Der Ostersamstag wird im Kirchenjahr oft missverstanden. Er ist nicht der Tag der Stille zwischen Karfreitag und Ostersonntag, sondern der Samstag nach dem Ostersonntag und vor dem Sonntag Quasimodogeniti, dem ersten Sonntag nach Ostern. Die Kirche lebt an diesem Tag bereits aus der vollzogenen Osterfreude heraus – und zugleich im Nachklang des großen Festes: Die Auferstehung ist gefeiert, doch ihre Bedeutung will sich weiter entfalten und im Alltag verankern.
Die Lesungen dieses Tages führen uns genau in diese Bewegung hinein.
Im Evangelium nach Lukas (Lk 24, 1–12) wird vom leeren Grab berichtet. Die Frauen kommen in der frühen Morgenstunde zum Grab Jesu und finden es leer vor. Engel verkünden ihnen: „Er ist nicht hier, er ist auferstanden.“ Die Jünger reagieren zunächst mit Unglauben und Verwirrung. Nur Petrus wagt den Gang zum Grab – und sieht die leeren Leinentücher. Zwischen Furcht, Staunen und zaghaftem Verstehen beginnt sich die neue Wirklichkeit der Auferstehung zu entfalten. Sie ist nicht sofort eindeutig, sondern erschließt sich Schritt für Schritt.
Der zweite Timotheusbrief (2 Tim 2, 8–13) vertieft diese Erfahrung in einer anderen Weise. „Halt im Gedächtnis Jesus Christus, auferweckt von den Toten“, heißt es dort. Die Erinnerung an Christus ist nicht bloß Rückblick, sondern lebendige Gegenwart. Selbst in Zeiten von Leid, Unsicherheit oder Zweifel bleibt die Zusage bestehen: „Wenn wir untreu sind, bleibt er doch treu; denn er kann sich selbst nicht verleugnen.“ Die Auferstehung Christi trägt auch dort, wo der Glaube schwach wird oder Fragen offenbleiben.

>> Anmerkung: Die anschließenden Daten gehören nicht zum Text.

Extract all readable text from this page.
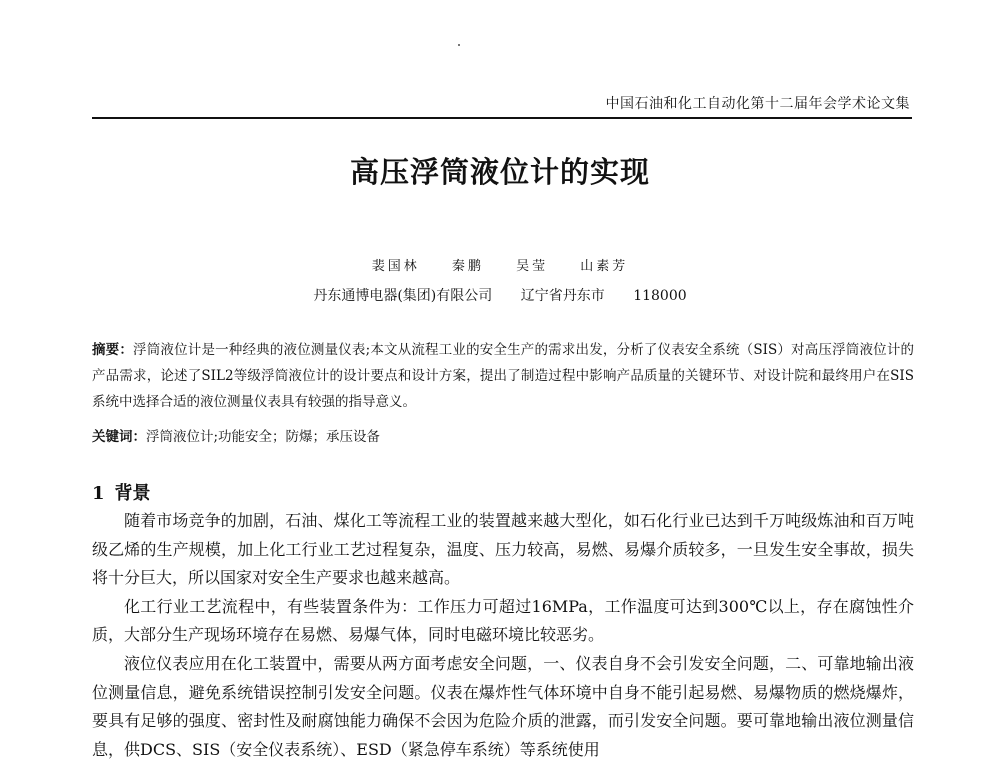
中国石油和化工自动化第十二届年会学术论文集
高压浮筒液位计的实现
裴国林 秦鹏 吴莹 山素芳
丹东通博电器(集团)有限公司 辽宁省丹东市 118000
摘要：浮筒液位计是一种经典的液位测量仪表;本文从流程工业的安全生产的需求出发，分析了仪表安全系统（SIS）对高压浮筒液位计的产品需求，论述了SIL2等级浮筒液位计的设计要点和设计方案，提出了制造过程中影响产品质量的关键环节、对设计院和最终用户在SIS系统中选择合适的液位测量仪表具有较强的指导意义。
关键词：浮筒液位计;功能安全；防爆；承压设备
1 背景

随着市场竞争的加剧，石油、煤化工等流程工业的装置越来越大型化，如石化行业已达到千万吨级炼油和百万吨级乙烯的生产规模，加上化工行业工艺过程复杂，温度、压力较高，易燃、易爆介质较多，一旦发生安全事故，损失将十分巨大，所以国家对安全生产要求也越来越高。

化工行业工艺流程中，有些装置条件为：工作压力可超过16MPa，工作温度可达到300℃以上，存在腐蚀性介质，大部分生产现场环境存在易燃、易爆气体，同时电磁环境比较恶劣。

液位仪表应用在化工装置中，需要从两方面考虑安全问题，一、仪表自身不会引发安全问题，二、可靠地输出液位测量信息，避免系统错误控制引发安全问题。仪表在爆炸性气体环境中自身不能引起易燃、易爆物质的燃烧爆炸，要具有足够的强度、密封性及耐腐蚀能力确保不会因为危险介质的泄露，而引发安全问题。要可靠地输出液位测量信息，供DCS、SIS（安全仪表系统）、ESD（紧急停车系统）等系统使用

So verbindet der Ostersamstag beide Perspektiven: das Staunen über das leere Grab und die Einladung, sich im Glauben festzumachen an der Treue Gottes. Die Auferstehung ist geschehen – doch sie will im Herzen ankommen, im Alltag Gestalt gewinnen und Hoffnung stiften, wo noch Unsicherheit bleibt.
Dieser Tag lädt ein, die Osterbotschaft nicht als abgeschlossene Feier zu betrachten, sondern als Beginn eines neuen Lebens: getragen von der Erinnerung an Christus und gestärkt durch seine bleibende Treue.